Treatment of patients with SOC are tailored according to their presenting symptoms. Asymptomatic patients do not require surgical management and mere observation with regular follow-ups would be sufficient. In patients presenting with pain, or mechanical symptoms, surgical management may be offered. The traditional surgical approach is an open arthrotomy of the joint with removal of all loose bodies with extensive synovectomy. Recent advancements have enabled these loose bodies to be removed arthroscopically [6]. In the present case, open surgery was performed due to its large size and tightness of the subtalar joint.

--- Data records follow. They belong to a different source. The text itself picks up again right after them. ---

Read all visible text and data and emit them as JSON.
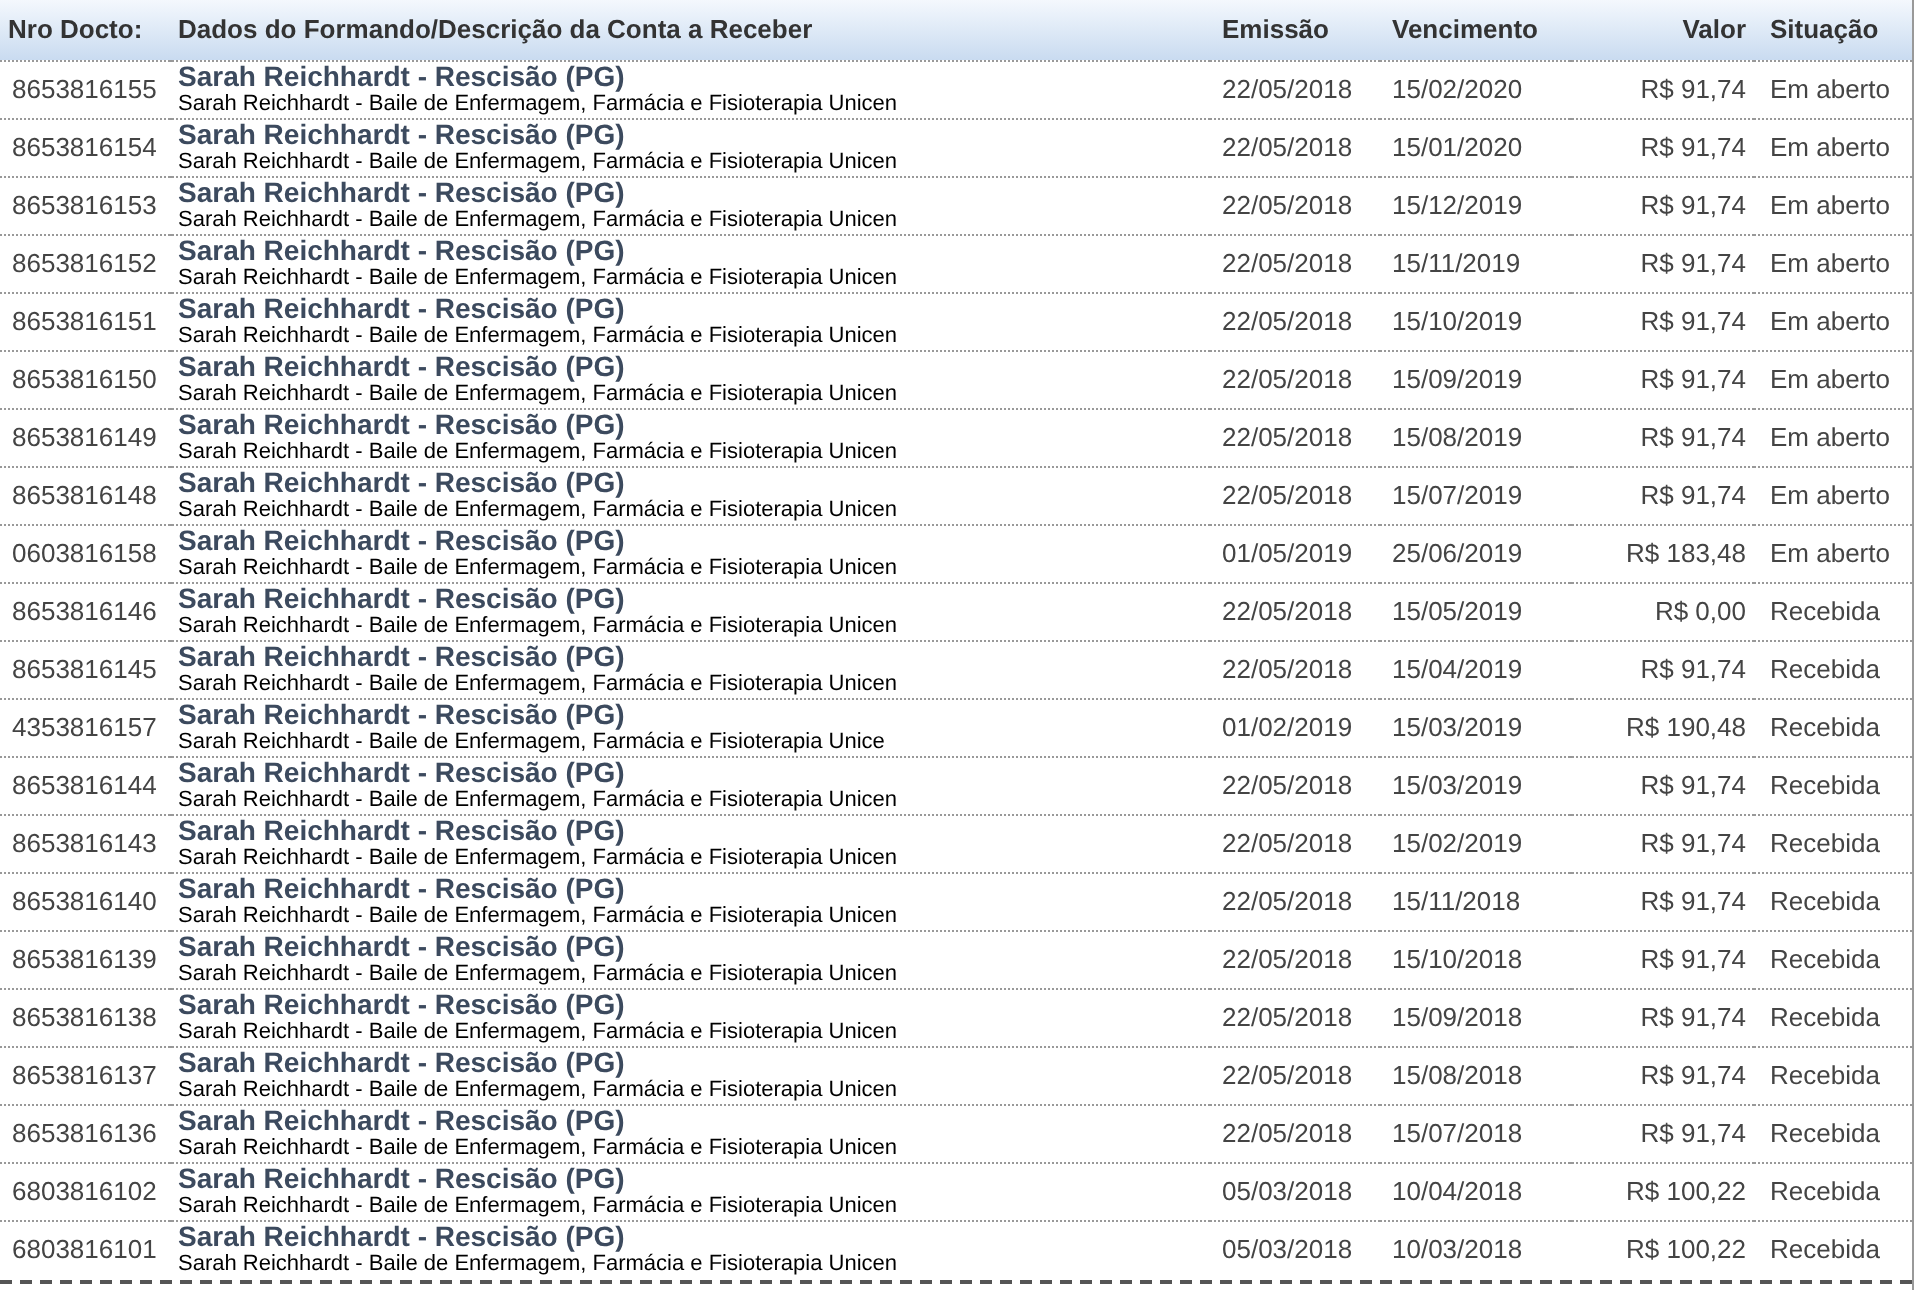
{
  "table": {
    "columns": [
      "Nro Docto:",
      "Dados do Formando/Descrição da Conta a Receber",
      "Emissão",
      "Vencimento",
      "Valor",
      "Situação"
    ],
    "rows": [
      {
        "doc": "8653816155",
        "title": "Sarah Reichhardt - Rescisão (PG)",
        "desc": "Sarah Reichhardt - Baile de Enfermagem, Farmácia e Fisioterapia Unicen",
        "issued": "22/05/2018",
        "due": "15/02/2020",
        "amount": "R$ 91,74",
        "status": "Em aberto"
      },
      {
        "doc": "8653816154",
        "title": "Sarah Reichhardt - Rescisão (PG)",
        "desc": "Sarah Reichhardt - Baile de Enfermagem, Farmácia e Fisioterapia Unicen",
        "issued": "22/05/2018",
        "due": "15/01/2020",
        "amount": "R$ 91,74",
        "status": "Em aberto"
      },
      {
        "doc": "8653816153",
        "title": "Sarah Reichhardt - Rescisão (PG)",
        "desc": "Sarah Reichhardt - Baile de Enfermagem, Farmácia e Fisioterapia Unicen",
        "issued": "22/05/2018",
        "due": "15/12/2019",
        "amount": "R$ 91,74",
        "status": "Em aberto"
      },
      {
        "doc": "8653816152",
        "title": "Sarah Reichhardt - Rescisão (PG)",
        "desc": "Sarah Reichhardt - Baile de Enfermagem, Farmácia e Fisioterapia Unicen",
        "issued": "22/05/2018",
        "due": "15/11/2019",
        "amount": "R$ 91,74",
        "status": "Em aberto"
      },
      {
        "doc": "8653816151",
        "title": "Sarah Reichhardt - Rescisão (PG)",
        "desc": "Sarah Reichhardt - Baile de Enfermagem, Farmácia e Fisioterapia Unicen",
        "issued": "22/05/2018",
        "due": "15/10/2019",
        "amount": "R$ 91,74",
        "status": "Em aberto"
      },
      {
        "doc": "8653816150",
        "title": "Sarah Reichhardt - Rescisão (PG)",
        "desc": "Sarah Reichhardt - Baile de Enfermagem, Farmácia e Fisioterapia Unicen",
        "issued": "22/05/2018",
        "due": "15/09/2019",
        "amount": "R$ 91,74",
        "status": "Em aberto"
      },
      {
        "doc": "8653816149",
        "title": "Sarah Reichhardt - Rescisão (PG)",
        "desc": "Sarah Reichhardt - Baile de Enfermagem, Farmácia e Fisioterapia Unicen",
        "issued": "22/05/2018",
        "due": "15/08/2019",
        "amount": "R$ 91,74",
        "status": "Em aberto"
      },
      {
        "doc": "8653816148",
        "title": "Sarah Reichhardt - Rescisão (PG)",
        "desc": "Sarah Reichhardt - Baile de Enfermagem, Farmácia e Fisioterapia Unicen",
        "issued": "22/05/2018",
        "due": "15/07/2019",
        "amount": "R$ 91,74",
        "status": "Em aberto"
      },
      {
        "doc": "0603816158",
        "title": "Sarah Reichhardt - Rescisão (PG)",
        "desc": "Sarah Reichhardt - Baile de Enfermagem, Farmácia e Fisioterapia Unicen",
        "issued": "01/05/2019",
        "due": "25/06/2019",
        "amount": "R$ 183,48",
        "status": "Em aberto"
      },
      {
        "doc": "8653816146",
        "title": "Sarah Reichhardt - Rescisão (PG)",
        "desc": "Sarah Reichhardt - Baile de Enfermagem, Farmácia e Fisioterapia Unicen",
        "issued": "22/05/2018",
        "due": "15/05/2019",
        "amount": "R$ 0,00",
        "status": "Recebida"
      },
      {
        "doc": "8653816145",
        "title": "Sarah Reichhardt - Rescisão (PG)",
        "desc": "Sarah Reichhardt - Baile de Enfermagem, Farmácia e Fisioterapia Unicen",
        "issued": "22/05/2018",
        "due": "15/04/2019",
        "amount": "R$ 91,74",
        "status": "Recebida"
      },
      {
        "doc": "4353816157",
        "title": "Sarah Reichhardt - Rescisão (PG)",
        "desc": "Sarah Reichhardt - Baile de Enfermagem, Farmácia e Fisioterapia Unice",
        "issued": "01/02/2019",
        "due": "15/03/2019",
        "amount": "R$ 190,48",
        "status": "Recebida"
      },
      {
        "doc": "8653816144",
        "title": "Sarah Reichhardt - Rescisão (PG)",
        "desc": "Sarah Reichhardt - Baile de Enfermagem, Farmácia e Fisioterapia Unicen",
        "issued": "22/05/2018",
        "due": "15/03/2019",
        "amount": "R$ 91,74",
        "status": "Recebida"
      },
      {
        "doc": "8653816143",
        "title": "Sarah Reichhardt - Rescisão (PG)",
        "desc": "Sarah Reichhardt - Baile de Enfermagem, Farmácia e Fisioterapia Unicen",
        "issued": "22/05/2018",
        "due": "15/02/2019",
        "amount": "R$ 91,74",
        "status": "Recebida"
      },
      {
        "doc": "8653816140",
        "title": "Sarah Reichhardt - Rescisão (PG)",
        "desc": "Sarah Reichhardt - Baile de Enfermagem, Farmácia e Fisioterapia Unicen",
        "issued": "22/05/2018",
        "due": "15/11/2018",
        "amount": "R$ 91,74",
        "status": "Recebida"
      },
      {
        "doc": "8653816139",
        "title": "Sarah Reichhardt - Rescisão (PG)",
        "desc": "Sarah Reichhardt - Baile de Enfermagem, Farmácia e Fisioterapia Unicen",
        "issued": "22/05/2018",
        "due": "15/10/2018",
        "amount": "R$ 91,74",
        "status": "Recebida"
      },
      {
        "doc": "8653816138",
        "title": "Sarah Reichhardt - Rescisão (PG)",
        "desc": "Sarah Reichhardt - Baile de Enfermagem, Farmácia e Fisioterapia Unicen",
        "issued": "22/05/2018",
        "due": "15/09/2018",
        "amount": "R$ 91,74",
        "status": "Recebida"
      },
      {
        "doc": "8653816137",
        "title": "Sarah Reichhardt - Rescisão (PG)",
        "desc": "Sarah Reichhardt - Baile de Enfermagem, Farmácia e Fisioterapia Unicen",
        "issued": "22/05/2018",
        "due": "15/08/2018",
        "amount": "R$ 91,74",
        "status": "Recebida"
      },
      {
        "doc": "8653816136",
        "title": "Sarah Reichhardt - Rescisão (PG)",
        "desc": "Sarah Reichhardt - Baile de Enfermagem, Farmácia e Fisioterapia Unicen",
        "issued": "22/05/2018",
        "due": "15/07/2018",
        "amount": "R$ 91,74",
        "status": "Recebida"
      },
      {
        "doc": "6803816102",
        "title": "Sarah Reichhardt - Rescisão (PG)",
        "desc": "Sarah Reichhardt - Baile de Enfermagem, Farmácia e Fisioterapia Unicen",
        "issued": "05/03/2018",
        "due": "10/04/2018",
        "amount": "R$ 100,22",
        "status": "Recebida"
      },
      {
        "doc": "6803816101",
        "title": "Sarah Reichhardt - Rescisão (PG)",
        "desc": "Sarah Reichhardt - Baile de Enfermagem, Farmácia e Fisioterapia Unicen",
        "issued": "05/03/2018",
        "due": "10/03/2018",
        "amount": "R$ 100,22",
        "status": "Recebida"
      }
    ]
  }
}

Patients with SOC must also be counselled regarding the risk of recurrence. The recurrence risk after surgical removal are variable ranging from 3.2% to 22.3% [7]. In the above patient, there was no evidence of recurrence in six months post-operatively, but longer follow-up must be done in case of future recurrence.

Primary SOC even though rare in the foot and ankle region, must be taken into consideration in patients presenting with slow growing benign bony mass over the mentioned joint. Surgical excision offers good functional outcome with low rates of recurrence.